The showrunner HBO wants for its Baldur's Gate television series isn't available yet. Craig Mazin, the creative force behind Chernobyl and The Last of Us, is attached as showrunner, writer, and executive producer on the adaptation, but the network indicated he won't begin his principal duties on the project until he finishes Season 3 of The Last of Us first.
HBO is keeping a flexible scheduling window rather than pushing toward immediate production. The network's position is that Mazin remains focused entirely on completing The Last of Us before starting any principal Baldur's Gate work.

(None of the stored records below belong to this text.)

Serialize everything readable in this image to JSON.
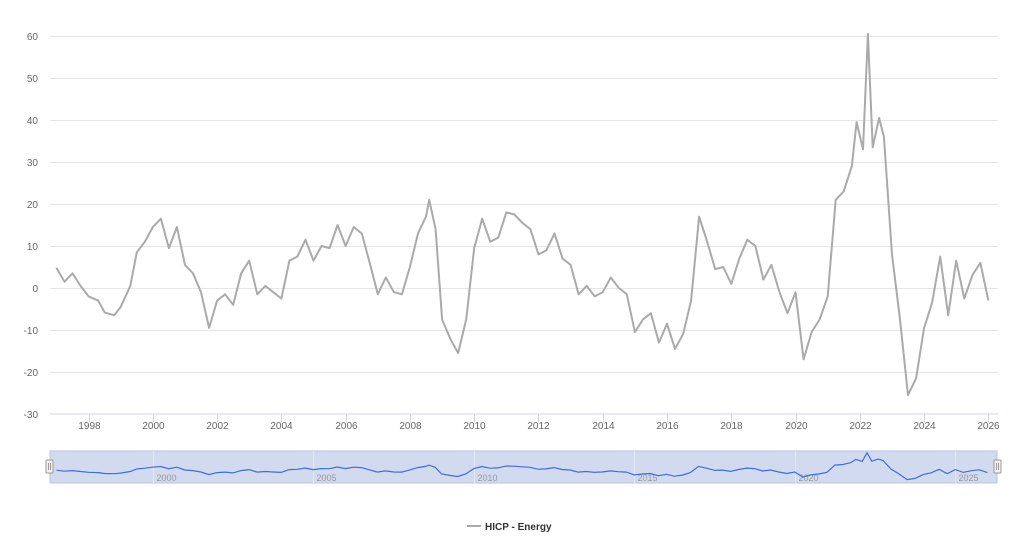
{
  "chart_data": {
    "type": "line",
    "series": [
      {
        "name": "HICP - Energy",
        "color": "#aaaaaa",
        "points": [
          [
            1997.0,
            4.8
          ],
          [
            1997.25,
            1.5
          ],
          [
            1997.5,
            3.5
          ],
          [
            1997.75,
            0.5
          ],
          [
            1998.0,
            -2.0
          ],
          [
            1998.3,
            -3.0
          ],
          [
            1998.5,
            -5.8
          ],
          [
            1998.8,
            -6.5
          ],
          [
            1999.0,
            -4.5
          ],
          [
            1999.3,
            0.5
          ],
          [
            1999.5,
            8.5
          ],
          [
            1999.75,
            11.0
          ],
          [
            2000.0,
            14.5
          ],
          [
            2000.25,
            16.5
          ],
          [
            2000.5,
            9.5
          ],
          [
            2000.75,
            14.5
          ],
          [
            2001.0,
            5.5
          ],
          [
            2001.25,
            3.5
          ],
          [
            2001.5,
            -1.0
          ],
          [
            2001.75,
            -9.5
          ],
          [
            2002.0,
            -3.0
          ],
          [
            2002.25,
            -1.5
          ],
          [
            2002.5,
            -4.0
          ],
          [
            2002.75,
            3.5
          ],
          [
            2003.0,
            6.5
          ],
          [
            2003.25,
            -1.5
          ],
          [
            2003.5,
            0.5
          ],
          [
            2003.75,
            -1.0
          ],
          [
            2004.0,
            -2.5
          ],
          [
            2004.25,
            6.5
          ],
          [
            2004.5,
            7.5
          ],
          [
            2004.75,
            11.5
          ],
          [
            2005.0,
            6.5
          ],
          [
            2005.25,
            10.0
          ],
          [
            2005.5,
            9.5
          ],
          [
            2005.75,
            15.0
          ],
          [
            2006.0,
            10.0
          ],
          [
            2006.25,
            14.5
          ],
          [
            2006.5,
            13.0
          ],
          [
            2006.75,
            6.0
          ],
          [
            2007.0,
            -1.5
          ],
          [
            2007.25,
            2.5
          ],
          [
            2007.5,
            -1.0
          ],
          [
            2007.75,
            -1.5
          ],
          [
            2008.0,
            5.0
          ],
          [
            2008.25,
            13.0
          ],
          [
            2008.5,
            17.0
          ],
          [
            2008.6,
            21.0
          ],
          [
            2008.8,
            14.0
          ],
          [
            2009.0,
            -7.5
          ],
          [
            2009.25,
            -12.0
          ],
          [
            2009.5,
            -15.5
          ],
          [
            2009.75,
            -7.5
          ],
          [
            2010.0,
            9.5
          ],
          [
            2010.25,
            16.5
          ],
          [
            2010.5,
            11.0
          ],
          [
            2010.75,
            12.0
          ],
          [
            2011.0,
            18.0
          ],
          [
            2011.25,
            17.5
          ],
          [
            2011.5,
            15.5
          ],
          [
            2011.75,
            14.0
          ],
          [
            2012.0,
            8.0
          ],
          [
            2012.25,
            9.0
          ],
          [
            2012.5,
            13.0
          ],
          [
            2012.75,
            7.0
          ],
          [
            2013.0,
            5.5
          ],
          [
            2013.25,
            -1.5
          ],
          [
            2013.5,
            0.5
          ],
          [
            2013.75,
            -2.0
          ],
          [
            2014.0,
            -1.0
          ],
          [
            2014.25,
            2.5
          ],
          [
            2014.5,
            0.0
          ],
          [
            2014.75,
            -1.5
          ],
          [
            2015.0,
            -10.5
          ],
          [
            2015.25,
            -7.5
          ],
          [
            2015.5,
            -6.0
          ],
          [
            2015.75,
            -13.0
          ],
          [
            2016.0,
            -8.5
          ],
          [
            2016.25,
            -14.5
          ],
          [
            2016.5,
            -11.0
          ],
          [
            2016.75,
            -3.0
          ],
          [
            2017.0,
            17.0
          ],
          [
            2017.25,
            11.0
          ],
          [
            2017.5,
            4.5
          ],
          [
            2017.75,
            5.0
          ],
          [
            2018.0,
            1.0
          ],
          [
            2018.25,
            7.0
          ],
          [
            2018.5,
            11.5
          ],
          [
            2018.75,
            10.0
          ],
          [
            2019.0,
            2.0
          ],
          [
            2019.25,
            5.5
          ],
          [
            2019.5,
            -1.0
          ],
          [
            2019.75,
            -6.0
          ],
          [
            2020.0,
            -1.0
          ],
          [
            2020.25,
            -17.0
          ],
          [
            2020.5,
            -10.5
          ],
          [
            2020.75,
            -7.5
          ],
          [
            2021.0,
            -2.0
          ],
          [
            2021.25,
            21.0
          ],
          [
            2021.5,
            23.0
          ],
          [
            2021.75,
            29.0
          ],
          [
            2021.9,
            39.5
          ],
          [
            2022.1,
            33.0
          ],
          [
            2022.25,
            60.5
          ],
          [
            2022.4,
            33.5
          ],
          [
            2022.6,
            40.5
          ],
          [
            2022.75,
            36.0
          ],
          [
            2023.0,
            8.0
          ],
          [
            2023.25,
            -7.5
          ],
          [
            2023.5,
            -25.5
          ],
          [
            2023.75,
            -21.5
          ],
          [
            2024.0,
            -9.5
          ],
          [
            2024.25,
            -3.5
          ],
          [
            2024.5,
            7.5
          ],
          [
            2024.75,
            -6.5
          ],
          [
            2025.0,
            6.5
          ],
          [
            2025.25,
            -2.5
          ],
          [
            2025.5,
            3.0
          ],
          [
            2025.75,
            6.0
          ],
          [
            2026.0,
            -3.0
          ]
        ]
      }
    ],
    "ylim": [
      -30,
      60
    ],
    "ytick_labels": [
      "60",
      "50",
      "40",
      "30",
      "20",
      "10",
      "0",
      "-10",
      "-20",
      "-30"
    ],
    "ytick_values": [
      60,
      50,
      40,
      30,
      20,
      10,
      0,
      -10,
      -20,
      -30
    ],
    "xlim": [
      1996.8,
      2026.3
    ],
    "xtick_labels": [
      "1998",
      "2000",
      "2002",
      "2004",
      "2006",
      "2008",
      "2010",
      "2012",
      "2014",
      "2016",
      "2018",
      "2020",
      "2022",
      "2024",
      "2026"
    ],
    "xtick_values": [
      1998,
      2000,
      2002,
      2004,
      2006,
      2008,
      2010,
      2012,
      2014,
      2016,
      2018,
      2020,
      2022,
      2024,
      2026
    ],
    "grid": "horizontal",
    "legend": {
      "position": "bottom-center",
      "label": "HICP - Energy"
    },
    "navigator": {
      "labels": [
        "2000",
        "2005",
        "2010",
        "2015",
        "2020",
        "2025"
      ],
      "label_values": [
        2000,
        2005,
        2010,
        2015,
        2020,
        2025
      ],
      "line_color": "#3d6fd8",
      "mask_color": "#d2daf0"
    }
  }
}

That framing positions the adaptation less as an active production and more as the next major assignment on Mazin's calendar, meaning casting announcements and release-window speculation are still some ways off.
The series is tied to Baldur's Gate 3, Larian Studios' landmark RPG that dropped players into Faerûn and generated a cultural footprint well beyond the traditional D&D audience. For anyone running a Forgotten Realms campaign, the prospect of a prestige HBO adaptation led by Mazin carries obvious weight: the same showrunner who translated the brutality and emotional stakes of The Last of Us for a mainstream audience would be doing the same for a world rooted in D&D's Sword Coast lore.
The scheduling reality, though, is that prestige television with heavyweight showrunners moves slowly. If Mazin pivots to Baldur's Gate only after completing The Last of Us Season 3, active development likely lands in the latter half of the decade. That's a long runway, but it also creates a predictable downstream effect for the hobby: when a high-profile D&D-adjacent production approaches release, demand for Forgotten Realms sourcebooks, tie-in novels, and licensed merchandise follows. Dungeon Masters who've watched player interest surge around previous D&D media moments know exactly how that cycle runs.

There's also the adaptation question every DM will eventually navigate at their table. Baldur's Gate 3 already diverges from strict Fifth Edition rules in ways Larian engineered specifically for the video game format. A television version would diverge further, introducing characters, lore decisions, and world-building choices that don't map cleanly onto any published sourcebook. The community tends to build conversion resources fast once the material exists, but the gap between screen canon and table rules will be real.
Mazin's track record makes the wait credible. Chernobyl stood as one of the tightest, most researched limited series of its era, and The Last of Us demonstrated he could adapt beloved, emotionally complex source material without hollowing it out. Whether that same precision translates to Illithid colonies and Bhaalspawn storylines remains the open question, but HBO clearly believes it does.